– сказал он Ральфу.
– Ну да, квартира-то под крышей.
– Который час?
– Только что пробило девять.
До наступления дня нужно как-то скоротать десять часов. Спать он не ляжет. Когда после этого ложишься спать, становится гораздо тяжелее. Ральф поднял голову.
– Я хотел спросить, месье Лолик… это вы посоветовали Бобби вернуться к тому аптекаришке?
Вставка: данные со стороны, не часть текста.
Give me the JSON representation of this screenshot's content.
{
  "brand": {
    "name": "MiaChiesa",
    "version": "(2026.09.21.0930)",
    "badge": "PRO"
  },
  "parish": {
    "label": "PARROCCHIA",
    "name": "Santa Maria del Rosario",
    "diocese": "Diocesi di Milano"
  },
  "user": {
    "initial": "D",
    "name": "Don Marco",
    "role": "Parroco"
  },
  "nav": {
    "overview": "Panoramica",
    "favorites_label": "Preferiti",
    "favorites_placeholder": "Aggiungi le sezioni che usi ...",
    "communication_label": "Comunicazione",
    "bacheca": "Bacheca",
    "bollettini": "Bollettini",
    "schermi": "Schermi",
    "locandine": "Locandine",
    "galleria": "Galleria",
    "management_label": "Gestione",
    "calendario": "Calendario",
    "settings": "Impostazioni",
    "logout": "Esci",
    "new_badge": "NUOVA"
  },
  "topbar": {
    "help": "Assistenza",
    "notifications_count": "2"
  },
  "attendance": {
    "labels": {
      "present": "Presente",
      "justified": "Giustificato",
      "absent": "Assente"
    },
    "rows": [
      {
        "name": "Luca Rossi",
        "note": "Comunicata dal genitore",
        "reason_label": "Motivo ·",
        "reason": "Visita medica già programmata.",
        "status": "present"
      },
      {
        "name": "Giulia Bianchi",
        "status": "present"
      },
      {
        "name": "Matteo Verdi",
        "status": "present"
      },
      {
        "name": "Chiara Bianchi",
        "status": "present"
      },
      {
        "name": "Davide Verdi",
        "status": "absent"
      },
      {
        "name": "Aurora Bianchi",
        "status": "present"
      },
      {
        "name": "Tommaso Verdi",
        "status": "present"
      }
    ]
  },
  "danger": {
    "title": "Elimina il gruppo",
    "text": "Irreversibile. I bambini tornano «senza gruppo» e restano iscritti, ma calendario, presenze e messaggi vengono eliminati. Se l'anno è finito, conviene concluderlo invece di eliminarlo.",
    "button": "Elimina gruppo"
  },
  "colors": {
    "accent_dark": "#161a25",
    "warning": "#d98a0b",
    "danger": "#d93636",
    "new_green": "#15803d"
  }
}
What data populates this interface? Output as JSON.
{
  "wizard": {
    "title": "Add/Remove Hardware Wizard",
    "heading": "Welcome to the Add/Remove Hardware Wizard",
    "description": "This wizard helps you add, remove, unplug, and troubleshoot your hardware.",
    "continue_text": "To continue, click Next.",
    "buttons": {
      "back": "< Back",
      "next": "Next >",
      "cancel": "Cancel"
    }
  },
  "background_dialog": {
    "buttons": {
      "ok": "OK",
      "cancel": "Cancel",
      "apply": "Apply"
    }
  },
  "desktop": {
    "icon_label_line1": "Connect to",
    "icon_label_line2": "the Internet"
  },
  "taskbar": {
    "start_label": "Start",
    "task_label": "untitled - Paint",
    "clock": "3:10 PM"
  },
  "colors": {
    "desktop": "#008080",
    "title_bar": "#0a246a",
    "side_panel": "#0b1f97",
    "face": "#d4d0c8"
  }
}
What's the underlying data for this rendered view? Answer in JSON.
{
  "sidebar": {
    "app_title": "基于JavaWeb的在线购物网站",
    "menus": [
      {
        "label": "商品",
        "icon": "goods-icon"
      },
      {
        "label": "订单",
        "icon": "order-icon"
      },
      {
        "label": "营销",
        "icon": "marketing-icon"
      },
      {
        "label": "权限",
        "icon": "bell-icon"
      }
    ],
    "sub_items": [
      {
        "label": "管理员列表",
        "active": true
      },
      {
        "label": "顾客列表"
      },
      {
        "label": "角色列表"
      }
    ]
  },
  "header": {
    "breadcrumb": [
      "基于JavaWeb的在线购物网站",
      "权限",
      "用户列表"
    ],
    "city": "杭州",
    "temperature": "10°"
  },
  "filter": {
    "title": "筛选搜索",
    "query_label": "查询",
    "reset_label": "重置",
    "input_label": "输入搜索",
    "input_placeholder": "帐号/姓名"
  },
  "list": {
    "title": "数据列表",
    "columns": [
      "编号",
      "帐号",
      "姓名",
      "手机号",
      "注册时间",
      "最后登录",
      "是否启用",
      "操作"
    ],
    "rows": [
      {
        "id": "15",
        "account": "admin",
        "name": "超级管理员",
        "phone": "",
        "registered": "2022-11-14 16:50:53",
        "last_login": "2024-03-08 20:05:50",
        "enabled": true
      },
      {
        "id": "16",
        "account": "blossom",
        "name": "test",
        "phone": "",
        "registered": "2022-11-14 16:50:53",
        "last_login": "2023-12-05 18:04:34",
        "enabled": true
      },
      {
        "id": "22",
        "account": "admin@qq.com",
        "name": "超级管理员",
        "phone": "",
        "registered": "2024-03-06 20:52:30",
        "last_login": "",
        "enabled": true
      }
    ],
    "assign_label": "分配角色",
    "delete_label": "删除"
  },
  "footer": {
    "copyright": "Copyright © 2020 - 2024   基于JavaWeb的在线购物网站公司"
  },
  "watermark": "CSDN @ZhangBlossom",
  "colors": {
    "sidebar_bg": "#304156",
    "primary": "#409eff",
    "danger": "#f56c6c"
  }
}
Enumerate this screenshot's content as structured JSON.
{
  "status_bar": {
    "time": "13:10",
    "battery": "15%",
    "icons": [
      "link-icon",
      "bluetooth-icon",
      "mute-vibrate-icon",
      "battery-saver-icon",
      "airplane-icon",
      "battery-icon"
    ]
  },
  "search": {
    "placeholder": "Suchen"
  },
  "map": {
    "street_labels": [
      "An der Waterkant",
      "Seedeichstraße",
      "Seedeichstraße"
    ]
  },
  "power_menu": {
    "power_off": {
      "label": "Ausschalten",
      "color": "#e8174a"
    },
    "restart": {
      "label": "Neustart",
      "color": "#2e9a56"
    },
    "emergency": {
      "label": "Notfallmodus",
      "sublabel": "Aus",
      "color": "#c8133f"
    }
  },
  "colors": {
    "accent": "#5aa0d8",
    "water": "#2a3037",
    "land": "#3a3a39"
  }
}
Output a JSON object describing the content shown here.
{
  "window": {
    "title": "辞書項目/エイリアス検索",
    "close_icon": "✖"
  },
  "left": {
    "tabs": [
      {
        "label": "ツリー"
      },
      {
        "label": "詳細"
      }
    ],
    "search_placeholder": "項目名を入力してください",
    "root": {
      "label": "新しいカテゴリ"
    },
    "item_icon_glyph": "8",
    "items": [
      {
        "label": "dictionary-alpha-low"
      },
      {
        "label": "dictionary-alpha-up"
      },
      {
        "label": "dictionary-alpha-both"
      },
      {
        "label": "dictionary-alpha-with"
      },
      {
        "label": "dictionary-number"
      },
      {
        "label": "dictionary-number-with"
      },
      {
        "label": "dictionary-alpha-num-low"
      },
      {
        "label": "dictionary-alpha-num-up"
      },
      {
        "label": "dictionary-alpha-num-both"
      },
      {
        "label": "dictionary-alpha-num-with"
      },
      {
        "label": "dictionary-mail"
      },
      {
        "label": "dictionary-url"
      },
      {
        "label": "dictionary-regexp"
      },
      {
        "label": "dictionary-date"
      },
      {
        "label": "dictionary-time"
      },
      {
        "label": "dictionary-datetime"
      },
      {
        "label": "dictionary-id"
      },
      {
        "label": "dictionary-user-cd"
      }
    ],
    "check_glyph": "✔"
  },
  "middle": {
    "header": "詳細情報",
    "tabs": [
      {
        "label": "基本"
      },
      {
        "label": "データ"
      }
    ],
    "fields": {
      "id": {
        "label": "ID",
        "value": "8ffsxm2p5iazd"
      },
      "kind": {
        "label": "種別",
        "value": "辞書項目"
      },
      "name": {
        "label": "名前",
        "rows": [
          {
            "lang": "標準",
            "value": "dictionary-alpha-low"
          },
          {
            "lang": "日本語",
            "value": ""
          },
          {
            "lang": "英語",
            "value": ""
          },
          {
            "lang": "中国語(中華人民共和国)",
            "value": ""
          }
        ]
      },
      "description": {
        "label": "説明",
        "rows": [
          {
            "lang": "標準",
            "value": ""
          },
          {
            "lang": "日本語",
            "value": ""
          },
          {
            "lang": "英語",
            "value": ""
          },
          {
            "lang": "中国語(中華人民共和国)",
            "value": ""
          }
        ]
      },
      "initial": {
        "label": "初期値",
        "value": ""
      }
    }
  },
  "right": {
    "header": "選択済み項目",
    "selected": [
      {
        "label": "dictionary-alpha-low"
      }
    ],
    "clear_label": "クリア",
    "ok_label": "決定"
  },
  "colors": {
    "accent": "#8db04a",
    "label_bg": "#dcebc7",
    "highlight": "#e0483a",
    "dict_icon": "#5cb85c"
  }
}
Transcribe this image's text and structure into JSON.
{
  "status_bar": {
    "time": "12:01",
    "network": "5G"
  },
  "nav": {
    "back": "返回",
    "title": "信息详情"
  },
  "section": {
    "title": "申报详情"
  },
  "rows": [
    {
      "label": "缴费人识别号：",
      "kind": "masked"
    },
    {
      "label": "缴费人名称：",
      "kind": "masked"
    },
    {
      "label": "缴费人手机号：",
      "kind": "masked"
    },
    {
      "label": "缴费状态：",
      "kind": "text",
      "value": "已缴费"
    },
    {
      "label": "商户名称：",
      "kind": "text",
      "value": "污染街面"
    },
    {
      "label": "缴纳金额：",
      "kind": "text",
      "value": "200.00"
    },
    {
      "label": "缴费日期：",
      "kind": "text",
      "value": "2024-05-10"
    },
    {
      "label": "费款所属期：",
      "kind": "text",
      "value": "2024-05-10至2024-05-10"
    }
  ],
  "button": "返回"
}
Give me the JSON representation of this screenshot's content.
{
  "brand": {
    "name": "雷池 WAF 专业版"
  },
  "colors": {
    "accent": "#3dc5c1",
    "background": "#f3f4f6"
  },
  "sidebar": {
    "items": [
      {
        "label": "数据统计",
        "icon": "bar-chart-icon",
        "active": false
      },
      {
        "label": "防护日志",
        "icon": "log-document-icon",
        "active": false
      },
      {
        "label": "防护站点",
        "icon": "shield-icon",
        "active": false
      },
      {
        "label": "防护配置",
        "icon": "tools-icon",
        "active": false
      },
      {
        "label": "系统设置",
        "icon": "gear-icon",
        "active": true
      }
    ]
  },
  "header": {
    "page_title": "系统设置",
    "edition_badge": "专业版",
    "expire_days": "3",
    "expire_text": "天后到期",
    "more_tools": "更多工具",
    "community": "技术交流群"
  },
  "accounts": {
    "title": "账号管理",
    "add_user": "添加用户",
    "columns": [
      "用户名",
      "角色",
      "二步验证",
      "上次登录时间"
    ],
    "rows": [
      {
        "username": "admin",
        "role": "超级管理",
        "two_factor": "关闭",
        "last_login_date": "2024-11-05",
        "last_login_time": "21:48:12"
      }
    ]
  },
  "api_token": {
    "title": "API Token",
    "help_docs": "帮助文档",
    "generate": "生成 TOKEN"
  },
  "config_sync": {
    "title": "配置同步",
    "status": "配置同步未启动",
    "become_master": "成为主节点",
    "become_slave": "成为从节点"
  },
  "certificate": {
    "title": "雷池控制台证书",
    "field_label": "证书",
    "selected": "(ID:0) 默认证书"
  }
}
– Посоветовал? Нет. Я ему сказал, что он поступил как идиот, уйдя из аптеки.
– Тогда ладно. Это не одно и то же. Сегодня утром он сказал мне, что пойдет просить прощения и что этого хотите вы; по роже было видно – врет.
– Ничего я не хочу, – сказал Даниель, – и я ему вовсе не советовал просить у кого-то прощения.
Оба презрительно усмехнулись. Даниель хотел надеть пиджак, но ему не хватило решимости.
– Я ему сказал: делай, как знаешь, – проговорил, наклоняясь, Ральф. – Это меня не касается. Раз тебе советует месье Лолик… Но теперь понятно, что да как.
Он раздраженно завозился, завязывая шнурок левой туфли.
– Я ему ничего не скажу, – проговорил он, – он такой, он не может без вранья. Но есть один тип, которого я ей-же-ей подловлю в каком-нибудь закоулке.
– Аптекарь?
– Ученик?
– Да. Он гомик. Это он растрепал аптекарше про Бобби и меня. Пусть Бобби не очень-то гордится, что вернулся в эту аптеку. Но будьте спокойны, как-нибудь вечером я подстерегу у выхода этого недоноска.
Ральф злобно улыбнулся, он наслаждался своим гневом.
– Я притащусь, руки в карманах, видок – оторви и брось: «Ты меня узнаешь? Тогда все в порядке. Скажи-ка, что ты молол про меня? А? Что ты про меня молол?» «Я ничего не говорил! Я ничего не говорил!» «А, ты ничего не говорил?» И бац, удар под ложечку, я его валю на землю, прыгаю сверху и прижимаю его рожу к асфальту!
Даниель смотрел на него с насмешливым раздражением и думал: «Все они одинаковые». Все. Кроме Бобби, который был и остался бабой. После они любят клясться, что набьют кому-нибудь морду. Ральф оживился, глаза его блестели, уши пылали: он испытывал необходимость в движениях быстрых и резких. Даниель не смог воспротивиться желанию унизить его еще больше.
– Скажи, а вдруг он тебя отлупит?
– Он? – злобно усмехнулся Ральф. – Пусть только попробует! Спросите у парня из «Ориенталя» – этот уже понял, кто кого отлупит. Малый лет тридцати вот с такими ручищами. Он болтал, что хочет выставить меня.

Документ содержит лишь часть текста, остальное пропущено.